Viterbo – (g.f.) – “Siamo in fase di proroga e continueremo a lavorare col solito impegno”. Rifiuti, all’inaugurazione dell’ecocentro a Grotte Santo Stefano, Claudio Torcolacci, consigliere d’amministrazione Viterbo Ambiente ne approfitta per parlare dell’attività svolta dalla società in questi anni.
Una delle poche occasioni in cui Viterbo Ambiente interviene.
La società è stata spesso sotto i riflettori per le critiche da parte dei cittadini. In comune lavorano all’appalto ponte e poi a quello definitivo, pluriennale, nel frattempo è stata concessa una proroga di due mesi più due.
“Da parte nostra – osserva Torcolacci – continueremo a lavorare con il solito impegno, perché la nettezza urbana dipende dalle persone e dalle attrezzature messe in campo, da quello che prevede il contratto di servizio e cosa pone”.
Le difficoltà ci sono state. Il consigliere non le nega. “Sulle isole di prossimità – continua Torcolacci – ci abbiamo messo una pezza rispetto alla situazione di degrado”.
Nonostante le difficoltà, la raccolta differenziata nel capoluogo è a circa il 60%, come evidenziato dal sindaco Arena: “Una simile percentuale si ottiene da come la gente si comporta, le attrezzature in campo e quello che è il contratto di servizio e ti propone”.

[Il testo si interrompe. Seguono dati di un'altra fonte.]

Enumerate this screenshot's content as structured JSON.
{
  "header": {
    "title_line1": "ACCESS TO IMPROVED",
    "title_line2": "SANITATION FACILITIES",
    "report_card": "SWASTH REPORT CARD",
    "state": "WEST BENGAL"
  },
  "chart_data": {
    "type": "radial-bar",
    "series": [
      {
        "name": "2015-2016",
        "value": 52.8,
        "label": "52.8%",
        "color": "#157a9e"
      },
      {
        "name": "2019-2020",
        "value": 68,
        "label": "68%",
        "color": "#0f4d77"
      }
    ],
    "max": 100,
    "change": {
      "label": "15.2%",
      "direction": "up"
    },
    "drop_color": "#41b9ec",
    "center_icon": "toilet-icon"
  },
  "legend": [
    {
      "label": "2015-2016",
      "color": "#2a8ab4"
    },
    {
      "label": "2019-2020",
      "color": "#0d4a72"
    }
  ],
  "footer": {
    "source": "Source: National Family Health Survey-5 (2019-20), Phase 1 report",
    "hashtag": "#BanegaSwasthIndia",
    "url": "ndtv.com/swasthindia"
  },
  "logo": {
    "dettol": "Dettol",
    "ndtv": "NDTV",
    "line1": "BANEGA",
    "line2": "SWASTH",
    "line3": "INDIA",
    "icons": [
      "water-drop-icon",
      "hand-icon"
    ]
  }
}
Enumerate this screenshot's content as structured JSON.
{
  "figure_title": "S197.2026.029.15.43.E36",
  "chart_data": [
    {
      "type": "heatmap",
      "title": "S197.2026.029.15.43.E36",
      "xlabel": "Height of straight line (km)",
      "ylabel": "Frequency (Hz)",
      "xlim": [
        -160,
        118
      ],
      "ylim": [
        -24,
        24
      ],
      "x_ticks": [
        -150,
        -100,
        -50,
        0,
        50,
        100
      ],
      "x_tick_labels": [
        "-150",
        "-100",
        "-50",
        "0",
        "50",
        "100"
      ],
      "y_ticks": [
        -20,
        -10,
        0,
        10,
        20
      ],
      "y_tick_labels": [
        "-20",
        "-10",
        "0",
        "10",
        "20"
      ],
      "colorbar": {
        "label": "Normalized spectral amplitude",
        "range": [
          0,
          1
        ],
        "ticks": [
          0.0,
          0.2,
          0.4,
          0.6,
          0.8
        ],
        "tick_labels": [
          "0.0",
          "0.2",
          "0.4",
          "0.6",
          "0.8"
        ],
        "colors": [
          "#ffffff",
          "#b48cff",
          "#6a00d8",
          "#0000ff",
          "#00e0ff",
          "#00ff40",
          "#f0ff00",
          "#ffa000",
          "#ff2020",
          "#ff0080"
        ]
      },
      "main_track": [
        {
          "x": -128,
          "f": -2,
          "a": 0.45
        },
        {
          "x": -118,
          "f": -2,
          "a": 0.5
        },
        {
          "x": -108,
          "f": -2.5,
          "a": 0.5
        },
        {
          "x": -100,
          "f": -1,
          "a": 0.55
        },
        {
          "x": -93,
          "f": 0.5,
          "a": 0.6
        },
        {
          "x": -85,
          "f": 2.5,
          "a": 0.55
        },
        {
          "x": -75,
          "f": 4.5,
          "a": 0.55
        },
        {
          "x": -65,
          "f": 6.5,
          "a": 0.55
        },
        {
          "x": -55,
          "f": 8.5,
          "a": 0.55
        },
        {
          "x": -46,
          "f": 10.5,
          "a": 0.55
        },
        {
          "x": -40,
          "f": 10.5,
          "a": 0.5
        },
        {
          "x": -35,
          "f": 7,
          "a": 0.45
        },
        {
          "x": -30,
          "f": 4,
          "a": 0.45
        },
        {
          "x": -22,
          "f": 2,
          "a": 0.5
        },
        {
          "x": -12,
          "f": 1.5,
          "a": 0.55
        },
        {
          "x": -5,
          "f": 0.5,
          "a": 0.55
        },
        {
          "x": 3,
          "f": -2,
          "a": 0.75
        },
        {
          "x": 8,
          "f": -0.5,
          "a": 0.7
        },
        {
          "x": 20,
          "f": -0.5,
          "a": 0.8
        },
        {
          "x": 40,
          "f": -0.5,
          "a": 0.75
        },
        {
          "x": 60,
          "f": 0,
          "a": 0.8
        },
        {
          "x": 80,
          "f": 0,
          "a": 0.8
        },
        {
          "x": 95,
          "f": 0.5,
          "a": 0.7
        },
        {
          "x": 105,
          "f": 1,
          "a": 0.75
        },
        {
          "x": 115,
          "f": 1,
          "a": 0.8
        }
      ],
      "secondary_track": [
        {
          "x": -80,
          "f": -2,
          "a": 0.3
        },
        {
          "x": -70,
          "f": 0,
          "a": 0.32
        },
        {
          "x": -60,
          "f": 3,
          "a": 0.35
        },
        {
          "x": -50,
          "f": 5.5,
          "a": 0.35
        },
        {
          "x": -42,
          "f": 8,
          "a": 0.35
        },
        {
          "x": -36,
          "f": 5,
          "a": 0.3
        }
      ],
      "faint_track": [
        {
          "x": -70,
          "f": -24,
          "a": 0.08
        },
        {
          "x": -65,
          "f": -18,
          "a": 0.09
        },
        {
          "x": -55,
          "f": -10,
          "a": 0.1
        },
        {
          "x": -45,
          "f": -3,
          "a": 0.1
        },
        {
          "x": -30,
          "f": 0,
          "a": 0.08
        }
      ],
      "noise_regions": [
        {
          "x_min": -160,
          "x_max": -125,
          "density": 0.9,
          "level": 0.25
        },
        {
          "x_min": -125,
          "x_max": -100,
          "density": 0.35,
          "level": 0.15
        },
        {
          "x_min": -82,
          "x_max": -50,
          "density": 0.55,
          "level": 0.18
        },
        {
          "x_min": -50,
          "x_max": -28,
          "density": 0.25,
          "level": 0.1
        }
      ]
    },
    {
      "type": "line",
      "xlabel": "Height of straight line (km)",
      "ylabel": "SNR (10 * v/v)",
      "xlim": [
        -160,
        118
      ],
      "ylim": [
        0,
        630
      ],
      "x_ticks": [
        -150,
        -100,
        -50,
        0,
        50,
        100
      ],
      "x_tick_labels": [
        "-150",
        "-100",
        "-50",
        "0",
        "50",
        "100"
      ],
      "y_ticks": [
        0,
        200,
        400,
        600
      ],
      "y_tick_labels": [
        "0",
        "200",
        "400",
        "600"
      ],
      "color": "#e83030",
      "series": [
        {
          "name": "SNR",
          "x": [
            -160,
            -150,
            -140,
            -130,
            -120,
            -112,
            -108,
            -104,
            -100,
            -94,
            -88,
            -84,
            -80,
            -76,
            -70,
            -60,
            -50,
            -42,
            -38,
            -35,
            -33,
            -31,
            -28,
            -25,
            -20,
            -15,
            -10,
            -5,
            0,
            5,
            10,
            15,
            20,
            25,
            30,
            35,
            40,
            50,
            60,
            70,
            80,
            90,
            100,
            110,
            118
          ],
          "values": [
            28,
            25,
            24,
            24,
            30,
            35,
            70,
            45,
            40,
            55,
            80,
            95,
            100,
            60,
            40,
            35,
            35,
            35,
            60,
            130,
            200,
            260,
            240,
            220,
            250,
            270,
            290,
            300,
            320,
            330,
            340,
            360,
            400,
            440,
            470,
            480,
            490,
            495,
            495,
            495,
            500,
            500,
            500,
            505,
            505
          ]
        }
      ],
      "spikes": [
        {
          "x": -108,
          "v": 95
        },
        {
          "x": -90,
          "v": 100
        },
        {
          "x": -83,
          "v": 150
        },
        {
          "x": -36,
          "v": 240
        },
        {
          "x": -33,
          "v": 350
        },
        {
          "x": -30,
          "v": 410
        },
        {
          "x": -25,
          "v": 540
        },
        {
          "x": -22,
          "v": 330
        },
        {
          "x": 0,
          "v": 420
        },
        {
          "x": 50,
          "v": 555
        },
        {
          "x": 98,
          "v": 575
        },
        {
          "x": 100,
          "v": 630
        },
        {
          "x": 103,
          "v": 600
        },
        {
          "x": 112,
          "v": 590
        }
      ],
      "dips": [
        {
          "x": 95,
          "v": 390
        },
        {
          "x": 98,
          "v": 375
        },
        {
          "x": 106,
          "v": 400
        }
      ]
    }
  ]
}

Miglioramenti, in generale sono sempre possibili. “Stiamo in proroga – dice ancora – oggi è l’ultimo giorno. Continueremo a lavorare con il nostro solito impegno e penso il sindaco continuerà a ricevere segnalazioni, magari perché qualche cittadino si è visto ricevere un no a un rifiuto che avrebbe voluto lasciare qui, perché tra quelli non previsti.
Ma fare diversamente è impossibile, le norme in questo settore sono stringenti, ci sono rischi per tutti e bisogna conoscere bene e poi fare le valutazioni sul risultato”.
E se le critiche ci sono state, la società negli anni si è tenuta sempre in disparte. “Come Viterbo Ambiente, Gesenu e l’intero raggruppamento non abbiamo mai interloquito con gli organi d’informazione, non siamo mai entrati nelle polemiche. Perché la situazione dei rifiuti è particolarmente rischiosa.
Ognuno ha la propria versione, noi eseguiamo il servizio e la nostra concentrazione l’abbiamo lasciata esclusivamente all’impegno contrattuale e alle norme.
Nei rifiuti non ci si inventa niente. Prima devi capire quali siano le norme che ti consentono di adottare un servizio puntuale e rispondente al contratto, quindi si valutano i risultati.
Complessivamente le nostre imprese hanno qualcosa come 2500 addetti. Non siamo sprovveduti che occasionalmente si occupano della materia”.